An off-screen public outcry is also scheduled for the festival. The panel Fair Festival Work Now will address an explosive subject: the precarious situation of many festival workers in the cultural sector (without collective contracts, largely without social security). How is festival work organized today? What is the funding institutions' position on issues related to working conditions? These questions will be discussed in the framework of the festival's discussion series, VIS Academy.


"A raucous blend of cinema art and wild jamboree," is how the Austrian magazine profil described the festival-and this blend is particularly palpable in this year's festival specials: from a marathon screening of the best films selected by national film academies around the world (Golden Nights, Wednesday, May 30, 1-12 p.m., free admission) and the immersive live performance FEED.X by Kurt Hentschläger, a cooperation with Wiener Festwochen, to a live concert in a movie theater, this year with the Salzburg-based electronica duo MYNTH and Cinematic Parallels.

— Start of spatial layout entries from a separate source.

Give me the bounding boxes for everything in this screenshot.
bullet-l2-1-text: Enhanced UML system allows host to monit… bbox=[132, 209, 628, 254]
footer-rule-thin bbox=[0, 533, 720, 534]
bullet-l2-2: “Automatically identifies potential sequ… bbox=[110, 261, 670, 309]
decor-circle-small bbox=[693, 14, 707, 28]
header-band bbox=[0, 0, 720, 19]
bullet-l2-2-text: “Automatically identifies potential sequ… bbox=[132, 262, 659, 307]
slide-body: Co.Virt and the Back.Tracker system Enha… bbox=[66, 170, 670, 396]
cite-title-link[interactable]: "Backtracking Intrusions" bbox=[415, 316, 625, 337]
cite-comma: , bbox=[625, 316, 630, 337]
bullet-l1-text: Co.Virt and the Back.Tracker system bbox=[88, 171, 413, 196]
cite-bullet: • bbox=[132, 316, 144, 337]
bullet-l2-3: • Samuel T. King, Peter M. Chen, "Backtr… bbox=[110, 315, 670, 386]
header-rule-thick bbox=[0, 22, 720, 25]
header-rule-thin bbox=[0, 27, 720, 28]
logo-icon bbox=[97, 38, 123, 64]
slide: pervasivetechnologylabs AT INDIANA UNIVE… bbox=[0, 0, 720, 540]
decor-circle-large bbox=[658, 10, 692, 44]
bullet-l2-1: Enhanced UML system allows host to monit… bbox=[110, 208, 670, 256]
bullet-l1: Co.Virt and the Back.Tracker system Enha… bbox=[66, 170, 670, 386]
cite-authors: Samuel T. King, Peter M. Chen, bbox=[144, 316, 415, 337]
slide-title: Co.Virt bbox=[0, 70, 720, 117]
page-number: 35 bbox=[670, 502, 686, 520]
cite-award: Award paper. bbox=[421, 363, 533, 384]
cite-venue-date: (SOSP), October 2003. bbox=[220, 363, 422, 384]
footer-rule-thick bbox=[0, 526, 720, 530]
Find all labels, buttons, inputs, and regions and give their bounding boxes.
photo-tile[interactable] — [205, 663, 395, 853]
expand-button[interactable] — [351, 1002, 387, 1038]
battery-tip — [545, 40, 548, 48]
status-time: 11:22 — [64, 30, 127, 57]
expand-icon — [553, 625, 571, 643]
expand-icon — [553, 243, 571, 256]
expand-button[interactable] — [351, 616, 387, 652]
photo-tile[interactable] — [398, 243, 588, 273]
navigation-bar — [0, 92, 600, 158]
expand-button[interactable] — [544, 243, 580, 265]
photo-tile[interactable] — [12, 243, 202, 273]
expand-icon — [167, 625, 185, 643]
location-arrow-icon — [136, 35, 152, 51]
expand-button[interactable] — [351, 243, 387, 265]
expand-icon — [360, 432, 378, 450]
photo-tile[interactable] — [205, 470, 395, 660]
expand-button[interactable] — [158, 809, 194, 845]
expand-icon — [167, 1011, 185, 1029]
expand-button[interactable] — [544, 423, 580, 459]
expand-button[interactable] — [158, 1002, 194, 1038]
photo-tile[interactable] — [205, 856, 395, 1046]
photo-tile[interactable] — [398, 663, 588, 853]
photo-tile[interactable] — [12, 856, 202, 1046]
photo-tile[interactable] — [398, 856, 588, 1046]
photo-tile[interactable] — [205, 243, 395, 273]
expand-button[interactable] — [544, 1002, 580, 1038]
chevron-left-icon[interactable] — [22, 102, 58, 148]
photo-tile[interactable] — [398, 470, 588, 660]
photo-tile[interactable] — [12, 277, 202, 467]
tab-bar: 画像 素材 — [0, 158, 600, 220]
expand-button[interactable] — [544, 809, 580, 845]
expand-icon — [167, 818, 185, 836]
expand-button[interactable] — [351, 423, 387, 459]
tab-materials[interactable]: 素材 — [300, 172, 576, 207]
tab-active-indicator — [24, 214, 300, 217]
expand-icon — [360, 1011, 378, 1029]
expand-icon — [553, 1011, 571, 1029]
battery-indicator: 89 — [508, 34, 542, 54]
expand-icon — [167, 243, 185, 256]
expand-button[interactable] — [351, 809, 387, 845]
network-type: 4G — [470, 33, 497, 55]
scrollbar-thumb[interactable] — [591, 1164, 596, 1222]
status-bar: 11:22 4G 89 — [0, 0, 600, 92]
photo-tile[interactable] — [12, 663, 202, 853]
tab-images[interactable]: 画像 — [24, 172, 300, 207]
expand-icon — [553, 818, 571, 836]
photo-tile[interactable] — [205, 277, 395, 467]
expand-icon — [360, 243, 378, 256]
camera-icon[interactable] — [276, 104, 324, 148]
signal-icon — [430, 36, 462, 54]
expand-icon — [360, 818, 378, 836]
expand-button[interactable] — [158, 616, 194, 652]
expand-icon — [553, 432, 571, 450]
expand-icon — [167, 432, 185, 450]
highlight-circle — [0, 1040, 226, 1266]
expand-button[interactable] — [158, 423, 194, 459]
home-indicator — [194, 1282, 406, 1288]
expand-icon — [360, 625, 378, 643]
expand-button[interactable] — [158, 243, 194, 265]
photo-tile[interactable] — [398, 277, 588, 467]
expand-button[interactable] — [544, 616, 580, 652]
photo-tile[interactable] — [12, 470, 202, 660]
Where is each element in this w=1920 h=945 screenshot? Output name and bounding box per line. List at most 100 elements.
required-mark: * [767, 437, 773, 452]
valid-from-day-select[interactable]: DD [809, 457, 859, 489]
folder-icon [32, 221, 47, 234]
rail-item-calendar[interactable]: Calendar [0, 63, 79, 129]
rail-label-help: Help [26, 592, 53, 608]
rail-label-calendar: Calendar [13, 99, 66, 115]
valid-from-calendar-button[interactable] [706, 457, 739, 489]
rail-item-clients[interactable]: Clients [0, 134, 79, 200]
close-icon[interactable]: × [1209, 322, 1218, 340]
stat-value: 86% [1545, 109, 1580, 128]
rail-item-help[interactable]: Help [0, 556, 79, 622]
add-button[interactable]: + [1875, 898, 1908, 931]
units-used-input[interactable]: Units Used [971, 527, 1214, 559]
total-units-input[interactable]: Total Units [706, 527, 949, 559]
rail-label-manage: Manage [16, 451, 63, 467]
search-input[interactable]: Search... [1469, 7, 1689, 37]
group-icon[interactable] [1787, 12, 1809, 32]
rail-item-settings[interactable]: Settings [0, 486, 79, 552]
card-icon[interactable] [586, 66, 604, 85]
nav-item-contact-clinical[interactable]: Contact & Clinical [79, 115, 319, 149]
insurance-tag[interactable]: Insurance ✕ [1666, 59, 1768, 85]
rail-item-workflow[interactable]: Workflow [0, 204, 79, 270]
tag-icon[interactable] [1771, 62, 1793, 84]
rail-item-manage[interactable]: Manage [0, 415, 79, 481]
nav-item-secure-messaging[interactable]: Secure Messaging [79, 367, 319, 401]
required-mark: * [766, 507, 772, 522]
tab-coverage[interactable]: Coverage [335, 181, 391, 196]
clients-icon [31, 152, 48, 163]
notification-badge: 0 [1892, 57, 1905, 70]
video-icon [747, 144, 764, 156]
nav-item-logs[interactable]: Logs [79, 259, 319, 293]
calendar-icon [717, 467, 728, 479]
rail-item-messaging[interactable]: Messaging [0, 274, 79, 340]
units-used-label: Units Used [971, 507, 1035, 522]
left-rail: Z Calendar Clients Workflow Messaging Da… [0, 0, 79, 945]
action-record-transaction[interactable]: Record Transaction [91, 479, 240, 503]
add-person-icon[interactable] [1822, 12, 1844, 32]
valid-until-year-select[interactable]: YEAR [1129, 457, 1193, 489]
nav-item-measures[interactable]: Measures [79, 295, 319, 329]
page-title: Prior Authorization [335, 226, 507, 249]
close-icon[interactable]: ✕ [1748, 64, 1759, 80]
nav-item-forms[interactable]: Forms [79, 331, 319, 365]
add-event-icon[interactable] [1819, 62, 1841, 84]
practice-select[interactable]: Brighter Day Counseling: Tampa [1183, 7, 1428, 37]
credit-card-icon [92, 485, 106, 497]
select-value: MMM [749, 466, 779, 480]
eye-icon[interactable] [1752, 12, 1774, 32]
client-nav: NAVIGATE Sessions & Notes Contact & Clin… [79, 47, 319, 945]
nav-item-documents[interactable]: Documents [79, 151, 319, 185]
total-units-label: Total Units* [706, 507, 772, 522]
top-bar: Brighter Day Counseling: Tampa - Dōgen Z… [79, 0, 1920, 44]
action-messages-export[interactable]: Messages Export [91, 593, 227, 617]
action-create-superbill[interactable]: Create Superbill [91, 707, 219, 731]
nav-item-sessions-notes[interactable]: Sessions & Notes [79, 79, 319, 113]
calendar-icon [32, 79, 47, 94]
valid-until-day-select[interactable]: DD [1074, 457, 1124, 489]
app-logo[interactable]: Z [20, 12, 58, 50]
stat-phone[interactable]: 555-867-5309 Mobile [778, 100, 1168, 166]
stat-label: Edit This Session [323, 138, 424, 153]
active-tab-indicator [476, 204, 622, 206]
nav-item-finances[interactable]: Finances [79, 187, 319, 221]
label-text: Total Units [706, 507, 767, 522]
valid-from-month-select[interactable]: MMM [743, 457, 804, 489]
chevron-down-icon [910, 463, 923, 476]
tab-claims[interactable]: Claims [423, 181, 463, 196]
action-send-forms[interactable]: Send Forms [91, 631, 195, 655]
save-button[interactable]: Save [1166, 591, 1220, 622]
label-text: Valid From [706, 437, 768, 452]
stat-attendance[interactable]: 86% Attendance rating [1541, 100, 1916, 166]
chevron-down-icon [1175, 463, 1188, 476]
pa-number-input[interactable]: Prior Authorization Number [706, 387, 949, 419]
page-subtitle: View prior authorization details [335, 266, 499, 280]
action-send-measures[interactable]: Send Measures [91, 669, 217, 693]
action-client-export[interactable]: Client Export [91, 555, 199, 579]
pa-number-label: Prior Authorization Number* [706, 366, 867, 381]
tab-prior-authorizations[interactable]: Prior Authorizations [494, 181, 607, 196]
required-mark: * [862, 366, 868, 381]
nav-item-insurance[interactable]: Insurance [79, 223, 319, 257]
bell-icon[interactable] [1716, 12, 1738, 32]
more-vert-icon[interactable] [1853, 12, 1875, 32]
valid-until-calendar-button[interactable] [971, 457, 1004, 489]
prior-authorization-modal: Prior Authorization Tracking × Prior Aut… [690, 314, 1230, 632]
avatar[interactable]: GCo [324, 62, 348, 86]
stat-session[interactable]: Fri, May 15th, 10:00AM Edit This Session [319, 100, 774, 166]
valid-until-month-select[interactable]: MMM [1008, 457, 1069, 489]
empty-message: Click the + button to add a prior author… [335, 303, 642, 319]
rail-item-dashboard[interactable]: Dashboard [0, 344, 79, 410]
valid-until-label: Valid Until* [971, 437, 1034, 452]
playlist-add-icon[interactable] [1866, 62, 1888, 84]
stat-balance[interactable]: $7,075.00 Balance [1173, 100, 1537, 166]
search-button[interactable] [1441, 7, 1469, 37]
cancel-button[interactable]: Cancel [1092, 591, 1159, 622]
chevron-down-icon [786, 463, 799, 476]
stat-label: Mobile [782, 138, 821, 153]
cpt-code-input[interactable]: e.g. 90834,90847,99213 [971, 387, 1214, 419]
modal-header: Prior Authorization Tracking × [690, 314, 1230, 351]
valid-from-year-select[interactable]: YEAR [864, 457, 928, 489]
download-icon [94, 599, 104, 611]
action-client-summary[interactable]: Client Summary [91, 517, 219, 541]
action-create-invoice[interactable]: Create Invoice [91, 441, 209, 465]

One of the festival's central Spotlights is dedicated to a truly tenacious filmmaker: The artist Martha Colburn (US/NL) is regarded as one of the most subversive and original voices of contemporary political animated film, exploring American history and identity. No image is left unturned; everything is cut to the thumping beat in an intoxicating concoction that virtually jumps off the screen. Colburn will be present in Vienna and personally guide audiences through her solo retrospective.

The exhibition shaping democracy is a participative stroll down the history of the Austrian Republic along its guiding principles and essential paradoxes. Austria's image as perceived by itself and others is just as much a topic of this exhibition as the republic's political and cultural self-concept and its citizens' individual and collective memory. This 100th-anniversary presentation is on view at frei_raum Q21 exhibition space through June 3.